Mitochondrien stammen wohl von Bakterien ab, den Α-Proteobakterien, die ein zirkuläres Genom besitzen. Sie wurden im Rahmen einer Symbiose von frühen Eukaryoten aufgenommen und entwickelten sich dann zu Endosymbionten weiter. Im Laufe der gemeinsamen Evolution übernahm die Wirtszelle wesentliche Funktionen für ihren einverleibten Gast, und der wiederum verlor die entsprechenden Gene beziehungsweise gab sie an den Kern der Wirtszelle ab. Das Mitochondrium ist also gewissermaßen ein domestiziertes Bakterium. Die mtDNA wird nur zytoplasmatisch – also nicht über Chromosomen und nicht nach den Mendelschen Regeln – vererbt.

Alle Mitochondrien einer befruchteten Eizelle stammen von der Mutter. Daher stammen auch Krankheiten, die durch Mutationen in mitochondrialen Genen verursacht werden, von der Mutter.

Am meisten betroffen sind Gewebe mit großem Energie(ATP-)-Bedarf. So wird die Lebersche Optikusatrophie – eine fortschreitende, zu Blindheit führende Degeneration des Sehnervs, durch eine missense-Mutation im Gen der mtDNA für die NADH-CoQ-Reduktase (Teil des Atmungsketten-Komplex‘ I) hervorgerufen.

Treten in der mtDNA Mutationen auf, enthalten die Zellen eine Mischung aus „normaler“ und mutierter mtDNA (Heteroplasmie). Das gilt nur für Mutationen in den Keimbahn-Mitochondrien.


Kleine Ringe

Eine Extravaganz leistet sich die Menschenlaus, Pediculus humanus. Dies wurde im Zuge des „Human Body Louse Genome Project“ klar – ein von Craig Venter und seinen Mitarbeitern eingefädeltes Projekt zur Entschlüsselung der Sequenz des Laus-Erbguts.
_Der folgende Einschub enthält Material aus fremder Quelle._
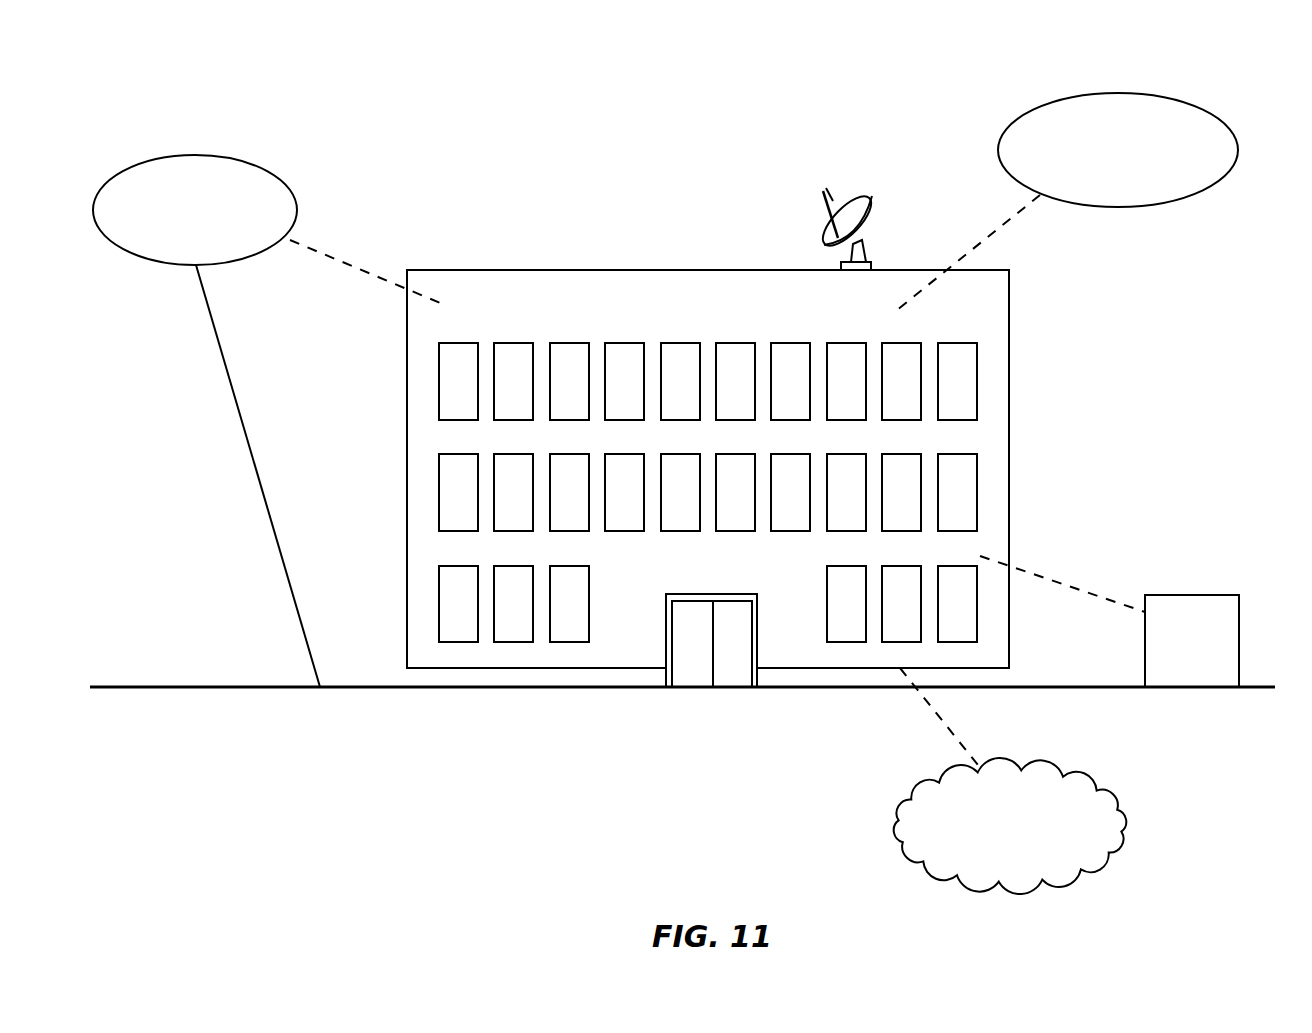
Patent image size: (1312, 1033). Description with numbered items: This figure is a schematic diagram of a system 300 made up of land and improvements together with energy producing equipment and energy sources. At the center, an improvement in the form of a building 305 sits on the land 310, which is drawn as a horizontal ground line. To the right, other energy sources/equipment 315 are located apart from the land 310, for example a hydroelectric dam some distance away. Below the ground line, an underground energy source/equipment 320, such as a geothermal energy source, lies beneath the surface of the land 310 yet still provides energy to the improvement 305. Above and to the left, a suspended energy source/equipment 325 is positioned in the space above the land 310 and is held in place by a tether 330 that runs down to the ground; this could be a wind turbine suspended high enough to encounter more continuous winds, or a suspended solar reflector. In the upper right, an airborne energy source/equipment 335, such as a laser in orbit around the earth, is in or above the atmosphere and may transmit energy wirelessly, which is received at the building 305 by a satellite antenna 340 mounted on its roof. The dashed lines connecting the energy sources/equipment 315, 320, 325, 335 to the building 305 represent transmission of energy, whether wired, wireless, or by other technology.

The system 300 is at (402, 65).
The improvement (building) 305 is at (1010, 391).
The land 310 is at (250, 689).
The energy sources/equipment 315 is at (1198, 595).
The underground energy source/equipment 320 is at (1098, 783).
The suspended energy source/equipment 325 is at (282, 178).
The tether 330 is at (231, 391).
The airborne energy source/equipment 335 is at (1195, 108).
The satellite antenna 340 is at (822, 242).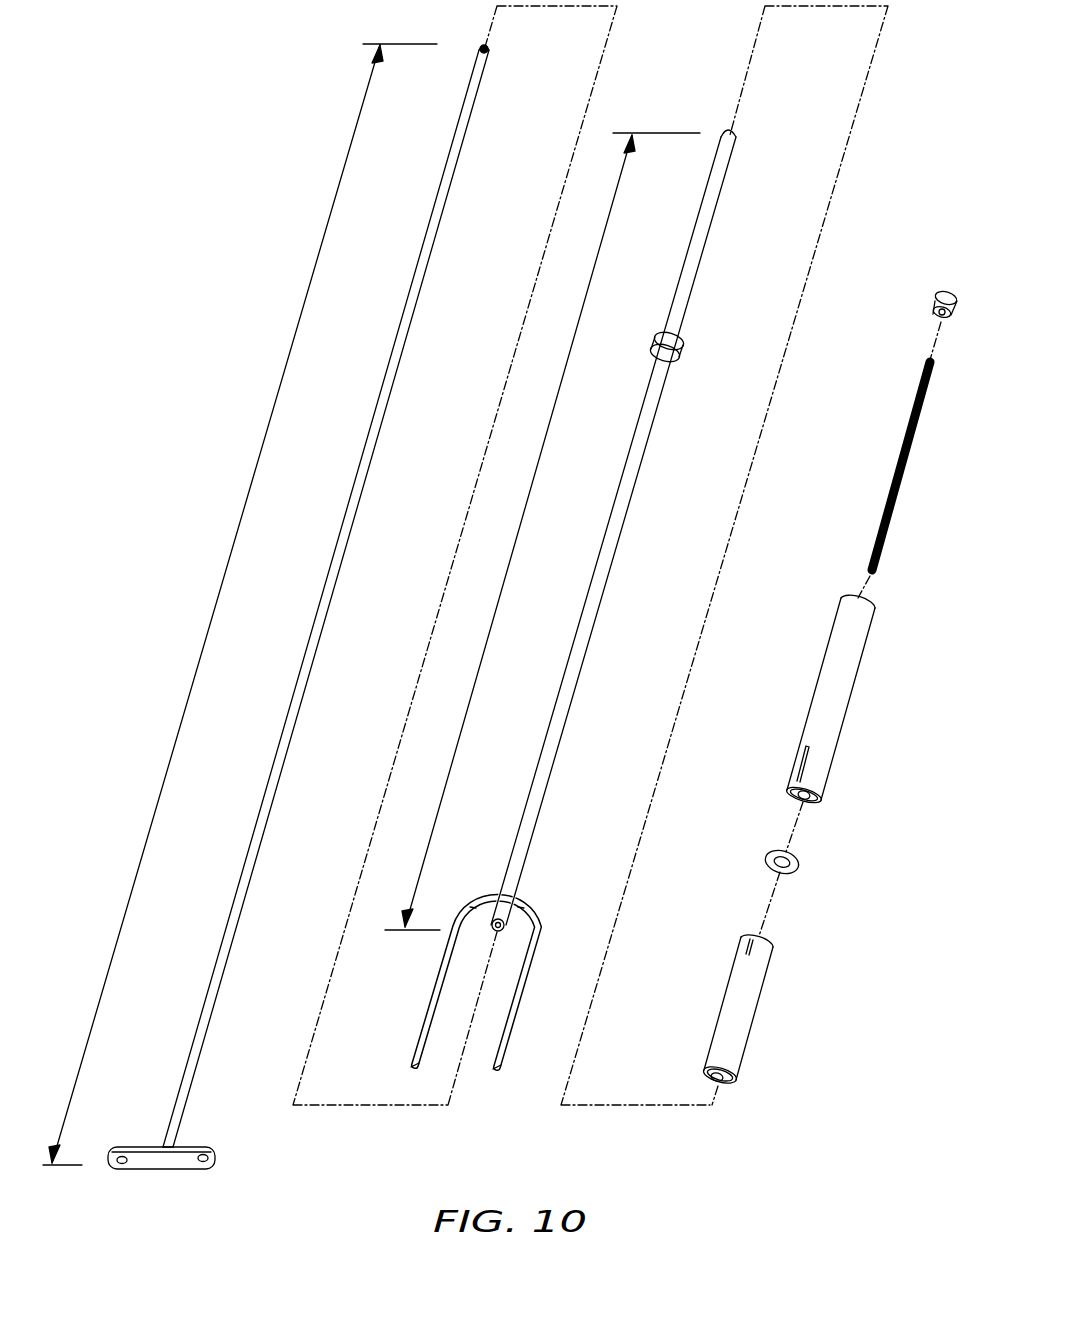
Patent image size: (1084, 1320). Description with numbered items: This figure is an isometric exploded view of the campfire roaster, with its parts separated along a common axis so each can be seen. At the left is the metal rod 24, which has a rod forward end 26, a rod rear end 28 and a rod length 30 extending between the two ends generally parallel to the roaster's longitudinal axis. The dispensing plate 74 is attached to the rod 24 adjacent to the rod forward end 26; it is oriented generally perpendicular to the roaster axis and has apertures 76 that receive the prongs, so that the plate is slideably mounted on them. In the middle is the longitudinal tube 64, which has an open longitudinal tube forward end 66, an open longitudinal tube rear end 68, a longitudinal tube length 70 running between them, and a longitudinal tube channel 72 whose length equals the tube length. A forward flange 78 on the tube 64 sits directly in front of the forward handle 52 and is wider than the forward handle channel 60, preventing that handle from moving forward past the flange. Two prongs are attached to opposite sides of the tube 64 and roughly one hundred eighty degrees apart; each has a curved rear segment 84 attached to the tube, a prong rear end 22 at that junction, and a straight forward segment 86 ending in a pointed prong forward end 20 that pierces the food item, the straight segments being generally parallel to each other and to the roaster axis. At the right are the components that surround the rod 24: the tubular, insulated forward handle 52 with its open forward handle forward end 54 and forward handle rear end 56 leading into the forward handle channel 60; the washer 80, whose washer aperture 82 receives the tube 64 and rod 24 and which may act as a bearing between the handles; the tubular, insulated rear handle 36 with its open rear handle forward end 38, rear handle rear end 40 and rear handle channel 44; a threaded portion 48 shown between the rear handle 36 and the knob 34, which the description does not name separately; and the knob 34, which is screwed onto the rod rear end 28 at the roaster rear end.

The prong forward end 20 is at (414, 1066).
The prong rear end 22 is at (490, 900).
The rod 24 is at (272, 808).
The rod forward end 26 is at (172, 1144).
The rod rear end 28 is at (490, 50).
The rod length 30 is at (237, 522).
The knob 34 is at (940, 292).
The rear handle 36 is at (868, 655).
The rear handle forward end 38 is at (818, 805).
The rear handle rear end 40 is at (872, 613).
The rear handle channel 44 is at (800, 797).
The threaded rod 48 is at (900, 448).
The forward handle 52 is at (778, 1011).
The forward handle forward end 54 is at (735, 1082).
The forward handle rear end 56 is at (775, 950).
The forward handle channel 60 is at (712, 1075).
The longitudinal tube 64 is at (627, 522).
The longitudinal tube forward end 66 is at (505, 928).
The longitudinal tube rear end 68 is at (735, 135).
The longitudinal tube length 70 is at (519, 537).
The longitudinal tube channel 72 is at (462, 935).
The dispensing plate 74 is at (170, 1166).
The aperture 76 is at (118, 1168).
The forward flange 78 is at (683, 355).
The washer 80 is at (798, 866).
The washer aperture 82 is at (778, 868).
The curved rear segment 84 is at (540, 910).
The straight forward segment 86 is at (523, 995).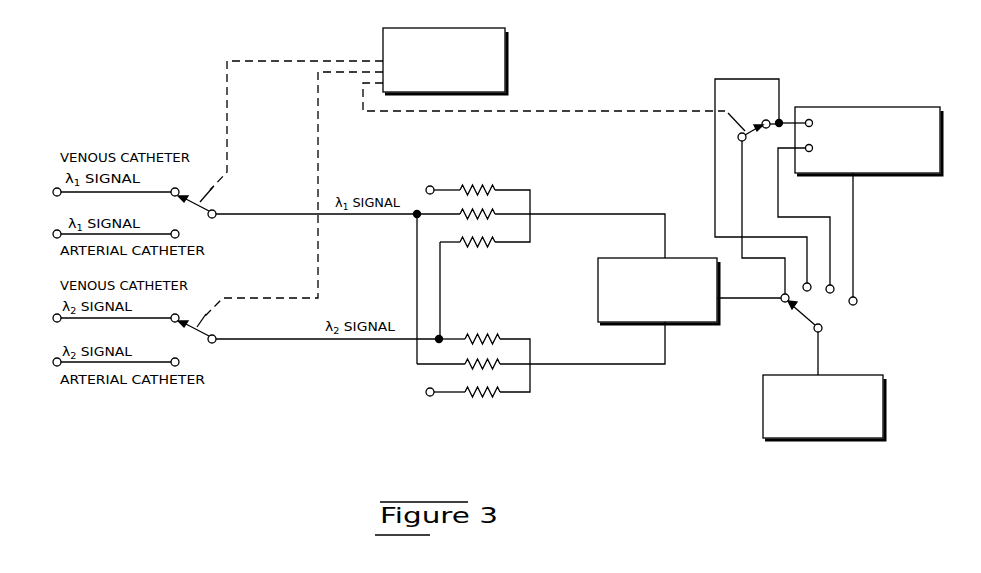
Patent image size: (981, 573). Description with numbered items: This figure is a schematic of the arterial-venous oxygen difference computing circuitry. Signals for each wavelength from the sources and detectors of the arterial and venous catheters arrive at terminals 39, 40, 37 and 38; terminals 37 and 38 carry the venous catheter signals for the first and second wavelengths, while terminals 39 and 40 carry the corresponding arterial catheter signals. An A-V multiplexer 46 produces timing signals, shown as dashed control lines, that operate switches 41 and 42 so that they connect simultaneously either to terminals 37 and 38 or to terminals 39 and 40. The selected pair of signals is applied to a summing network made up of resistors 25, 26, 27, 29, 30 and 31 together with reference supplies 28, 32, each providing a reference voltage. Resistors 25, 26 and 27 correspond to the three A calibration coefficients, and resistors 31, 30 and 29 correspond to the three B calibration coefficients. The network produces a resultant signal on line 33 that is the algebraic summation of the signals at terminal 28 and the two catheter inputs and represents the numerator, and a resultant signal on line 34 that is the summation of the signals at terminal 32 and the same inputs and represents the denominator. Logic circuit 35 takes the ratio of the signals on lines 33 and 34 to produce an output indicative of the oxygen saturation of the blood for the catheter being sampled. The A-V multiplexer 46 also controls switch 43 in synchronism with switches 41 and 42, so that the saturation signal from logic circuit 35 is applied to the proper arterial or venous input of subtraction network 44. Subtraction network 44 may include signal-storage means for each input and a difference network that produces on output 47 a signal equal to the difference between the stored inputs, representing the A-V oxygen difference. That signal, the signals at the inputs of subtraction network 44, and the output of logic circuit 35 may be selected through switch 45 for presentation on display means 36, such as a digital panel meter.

The resistor 25 is at (500, 187).
The resistor 26 is at (460, 203).
The resistor 27 is at (462, 239).
The reference supply terminal 28 is at (439, 187).
The resistor 29 is at (466, 320).
The resistor 30 is at (464, 361).
The resistor 31 is at (465, 387).
The reference supply terminal 32 is at (426, 390).
The numerator line 33 is at (572, 214).
The denominator line 34 is at (548, 364).
The ratio taking logic circuit 35 is at (620, 258).
The display means 36 is at (870, 375).
The venous catheter first-wavelength terminal 37 is at (50, 191).
The venous catheter second-wavelength terminal 38 is at (52, 318).
The arterial catheter first-wavelength terminal 39 is at (52, 234).
The arterial catheter second-wavelength terminal 40 is at (52, 362).
The switch 41 is at (202, 183).
The switch 42 is at (207, 322).
The switch 43 is at (741, 102).
The subtraction network 44 is at (930, 107).
The switch 45 is at (822, 321).
The A-V multiplexer 46 is at (507, 69).
The output 47 is at (853, 206).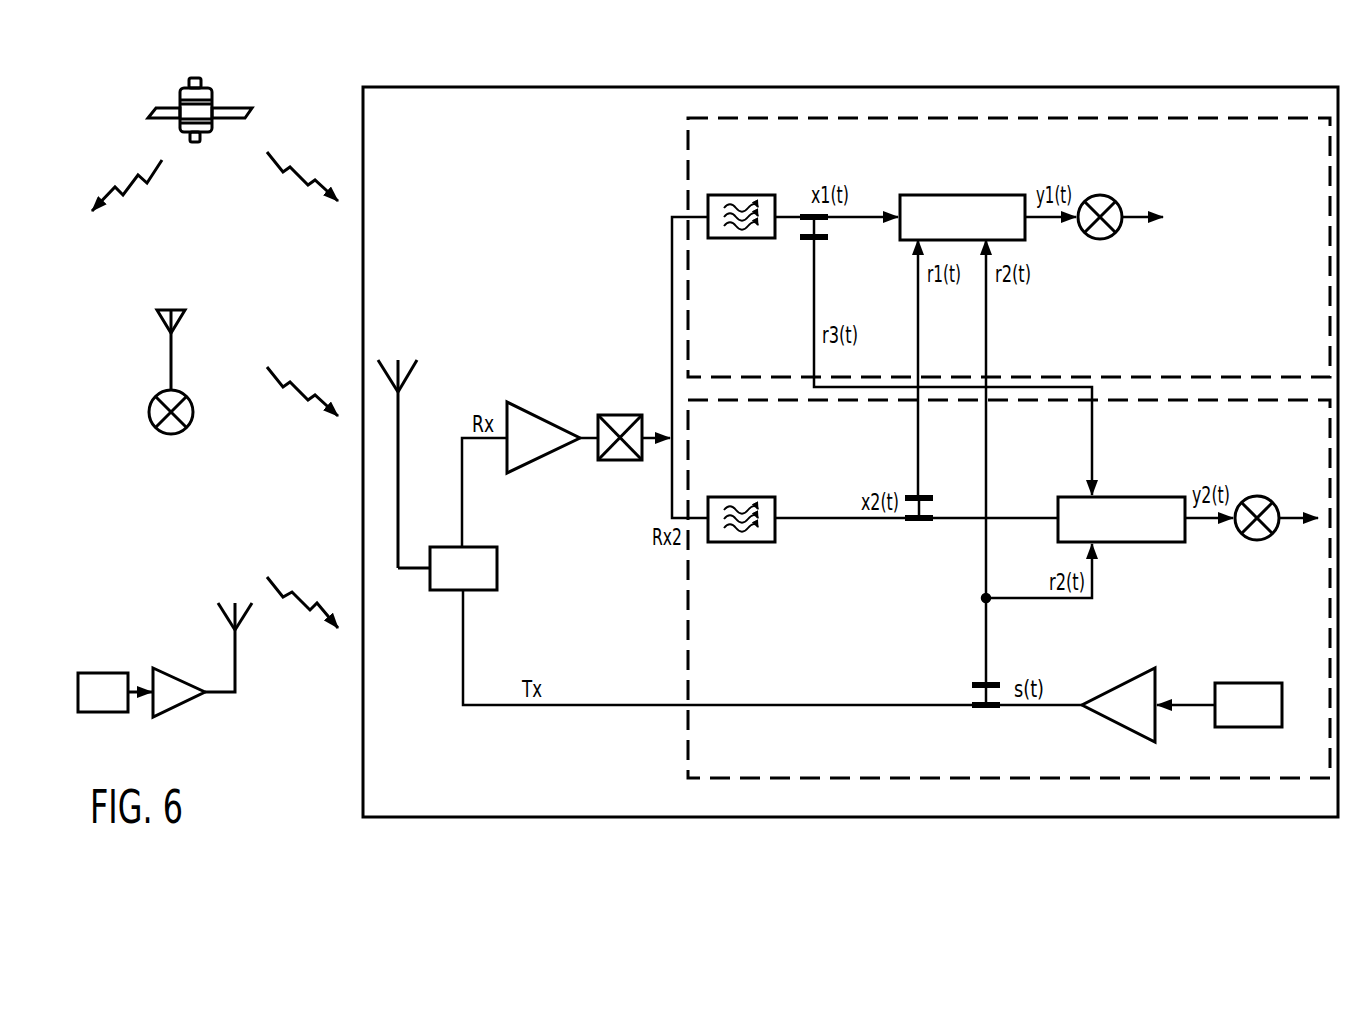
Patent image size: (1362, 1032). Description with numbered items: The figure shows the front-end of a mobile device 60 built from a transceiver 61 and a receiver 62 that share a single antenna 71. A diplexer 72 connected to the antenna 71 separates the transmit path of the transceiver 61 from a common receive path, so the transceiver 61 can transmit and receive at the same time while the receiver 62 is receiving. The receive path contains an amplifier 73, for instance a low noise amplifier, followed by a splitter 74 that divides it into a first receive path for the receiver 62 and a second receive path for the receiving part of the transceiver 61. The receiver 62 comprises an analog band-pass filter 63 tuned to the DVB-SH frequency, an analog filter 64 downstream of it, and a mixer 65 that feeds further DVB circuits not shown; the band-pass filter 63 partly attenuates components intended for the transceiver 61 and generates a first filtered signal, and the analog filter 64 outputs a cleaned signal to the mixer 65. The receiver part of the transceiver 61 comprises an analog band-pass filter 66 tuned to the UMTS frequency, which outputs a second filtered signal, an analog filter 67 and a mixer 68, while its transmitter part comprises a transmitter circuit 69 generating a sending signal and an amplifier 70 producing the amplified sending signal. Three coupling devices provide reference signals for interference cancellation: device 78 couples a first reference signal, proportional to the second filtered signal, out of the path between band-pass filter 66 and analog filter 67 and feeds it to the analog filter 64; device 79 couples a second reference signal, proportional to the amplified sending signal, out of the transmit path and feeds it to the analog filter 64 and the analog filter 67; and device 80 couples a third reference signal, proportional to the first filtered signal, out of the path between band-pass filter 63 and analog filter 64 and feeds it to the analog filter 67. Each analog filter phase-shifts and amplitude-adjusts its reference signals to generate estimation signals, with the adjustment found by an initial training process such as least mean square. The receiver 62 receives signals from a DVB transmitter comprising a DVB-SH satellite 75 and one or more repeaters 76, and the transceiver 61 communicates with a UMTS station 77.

The mobile device 60 is at (363, 758).
The transceiver 61 is at (688, 745).
The receiver 62 is at (688, 157).
The analog band-pass filter 63 is at (743, 195).
The analog filter 64 is at (997, 195).
The mixer 65 is at (1099, 195).
The analog band-pass filter 66 is at (743, 497).
The analog filter 67 is at (1137, 497).
The mixer 68 is at (1257, 496).
The transmitter circuit 69 is at (1247, 683).
The amplifier 70 is at (1119, 682).
The antenna 71 is at (400, 428).
The diplexer 72 is at (497, 568).
The amplifier 73 is at (539, 412).
The splitter 74 is at (620, 415).
The DVB-SH satellite 75 is at (227, 118).
The repeater 76 is at (193, 412).
The UMTS station 77 is at (133, 645).
The device 78 is at (925, 494).
The device 79 is at (991, 680).
The device 80 is at (822, 242).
Zusammen mit einem Team um Stephen Barker und Renfu Shao an der University of Queensland, Australien, nahm sich Venters Team zunächst und sehr intensiv die humane Körperlaus vor und sequenzierte sie.

Mit Hilfe gelelektrophoretischer Muster und Southern-Hybridisierung konnten die Forscher zeigen, dass die Laus ihre 37 mitochondrialen Gene fein säuberlich auf 18 Minichromosomen verteilt hatte, statt sie – wie sonst bei Tieren üblich – auf einem einzigen DNA-Ring unterzubringen (online publiziert in Genome Research, 31. März 2009).

Jedes dieser wiederum zirkulären Laus-mt-Minichromosomen ist 3-4 kb lang und enthält ein bis drei Gene. Diese Mini-Ringe existieren bei vier weiteren Spezies blutsaugender Läuse – unter anderem humane Kopf- und Filzlaus sowie eine blutsaugende Spezies, die andere Primaten „anfällt“ – nicht jedoch bei den blutabstinent lebenden Haar- beziehungsweise Federlingen (Mallophaga) und den Staubläusen (Psocoptera), den nächsten Verwandten der hämatophagen Insekten.

Die Forscher vermuten, dass die Fragmentierung der mtDNA mit der Entwicklung des Laus-Speiseplans hin zur Blut-Hauptmahlzeit zusammenhängt. Die Vorteile eines solch fragmentierten DNA-Moleküls, sofern vorhanden, sind noch unklar.